遺留分権利者が相続によって取得する財産額

1 遺産分割が完了している場合

  遺産分割に基づき取得した財産額を基礎とすることになります。


2 遺産分割が完了していない場合

  遺留分侵害額を算定するに際し、未分割遺産をどのように扱うべきかが問題になります。

 

(1) まず、遺留分侵害額を算定するにあたっては、遺産分割の結果を考慮する必要がありますが、家庭裁判所における遺産分割手続の完結を待った上で、地裁において遺留分算定額を算定する必要があるのかが問題になります。

  争いがあるものの、未分割遺産が存在する場合においても、家裁における遺産分割手続の完了を待たずして、地裁において遺留分侵害額を算定することは許されるものと考えます。

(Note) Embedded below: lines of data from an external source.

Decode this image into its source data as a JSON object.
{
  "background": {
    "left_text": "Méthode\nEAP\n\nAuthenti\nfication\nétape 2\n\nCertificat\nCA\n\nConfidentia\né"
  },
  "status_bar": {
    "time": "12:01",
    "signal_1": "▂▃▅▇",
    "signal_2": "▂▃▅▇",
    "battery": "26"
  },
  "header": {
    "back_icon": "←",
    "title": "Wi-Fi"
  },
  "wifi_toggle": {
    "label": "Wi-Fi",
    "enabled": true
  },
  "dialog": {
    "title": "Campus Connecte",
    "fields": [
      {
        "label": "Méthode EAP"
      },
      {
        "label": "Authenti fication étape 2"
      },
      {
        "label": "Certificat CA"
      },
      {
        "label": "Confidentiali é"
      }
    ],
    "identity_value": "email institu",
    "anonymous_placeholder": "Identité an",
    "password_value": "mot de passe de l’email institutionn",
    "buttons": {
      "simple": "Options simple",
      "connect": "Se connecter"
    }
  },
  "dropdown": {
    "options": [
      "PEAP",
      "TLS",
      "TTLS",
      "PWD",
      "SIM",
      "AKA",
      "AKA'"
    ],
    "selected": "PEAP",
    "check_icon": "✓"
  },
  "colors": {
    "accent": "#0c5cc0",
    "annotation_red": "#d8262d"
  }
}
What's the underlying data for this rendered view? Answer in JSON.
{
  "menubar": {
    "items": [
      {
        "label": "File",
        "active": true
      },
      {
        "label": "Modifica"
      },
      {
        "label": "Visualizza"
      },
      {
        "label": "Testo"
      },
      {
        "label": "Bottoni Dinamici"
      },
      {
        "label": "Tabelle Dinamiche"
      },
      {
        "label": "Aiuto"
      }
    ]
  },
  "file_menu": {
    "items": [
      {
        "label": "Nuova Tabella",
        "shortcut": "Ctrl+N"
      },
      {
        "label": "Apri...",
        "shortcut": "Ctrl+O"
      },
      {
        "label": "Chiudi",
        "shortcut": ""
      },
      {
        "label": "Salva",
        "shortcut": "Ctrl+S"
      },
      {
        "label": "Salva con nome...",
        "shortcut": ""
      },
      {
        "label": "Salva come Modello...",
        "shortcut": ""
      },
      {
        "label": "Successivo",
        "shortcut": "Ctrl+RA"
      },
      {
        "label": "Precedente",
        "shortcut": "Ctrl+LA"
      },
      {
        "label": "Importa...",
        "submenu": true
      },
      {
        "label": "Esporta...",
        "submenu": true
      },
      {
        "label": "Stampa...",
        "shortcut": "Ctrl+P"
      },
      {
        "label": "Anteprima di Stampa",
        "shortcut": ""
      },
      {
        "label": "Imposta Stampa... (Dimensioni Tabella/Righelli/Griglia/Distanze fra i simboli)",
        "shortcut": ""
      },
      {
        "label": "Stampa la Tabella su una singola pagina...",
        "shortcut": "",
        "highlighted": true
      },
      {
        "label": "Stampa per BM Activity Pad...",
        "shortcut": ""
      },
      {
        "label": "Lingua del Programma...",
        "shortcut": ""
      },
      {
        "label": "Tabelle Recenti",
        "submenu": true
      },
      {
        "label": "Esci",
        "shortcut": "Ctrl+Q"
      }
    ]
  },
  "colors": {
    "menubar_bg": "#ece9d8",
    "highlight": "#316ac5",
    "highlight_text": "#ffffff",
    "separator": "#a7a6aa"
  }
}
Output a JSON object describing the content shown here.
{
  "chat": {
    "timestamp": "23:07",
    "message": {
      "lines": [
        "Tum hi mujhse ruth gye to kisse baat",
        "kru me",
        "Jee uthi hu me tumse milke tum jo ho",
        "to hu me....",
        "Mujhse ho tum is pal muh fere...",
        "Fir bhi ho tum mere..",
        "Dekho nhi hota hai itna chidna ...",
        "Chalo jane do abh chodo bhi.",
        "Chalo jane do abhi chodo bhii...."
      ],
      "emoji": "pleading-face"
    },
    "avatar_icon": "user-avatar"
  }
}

(2) 次に、未分割遺産について、遺留分権利者が相続によって得た財産額を算出する際、法定相続分、具体的相続分(ここでは、寄与分による修正は考慮せず、特別受益による修正のみを加えたものとの意味で使用しています/寄与分は審判事項であり、地裁の民事訴訟において、寄与分による修正を加えた最終的な相続分をもとに遺留分侵害額算定の基礎となる遺留分権利者が相続によって得た財産額を算定することは許されないと考えるためです。)のいずれを基に判断すべきかが問題となりますが、上記の意味においての具体的相続分をもとに判断すべきと考えます。


(3) 最後に、相続財産の一部又は全部について遺産分割が行われていた場合、遺留分権利者が相続によって得た財産額は、当該遺産分割の結果を前提として算出すべきかが問題となりますが、当該遺産分割の結果を前提として算出すべきと考えます。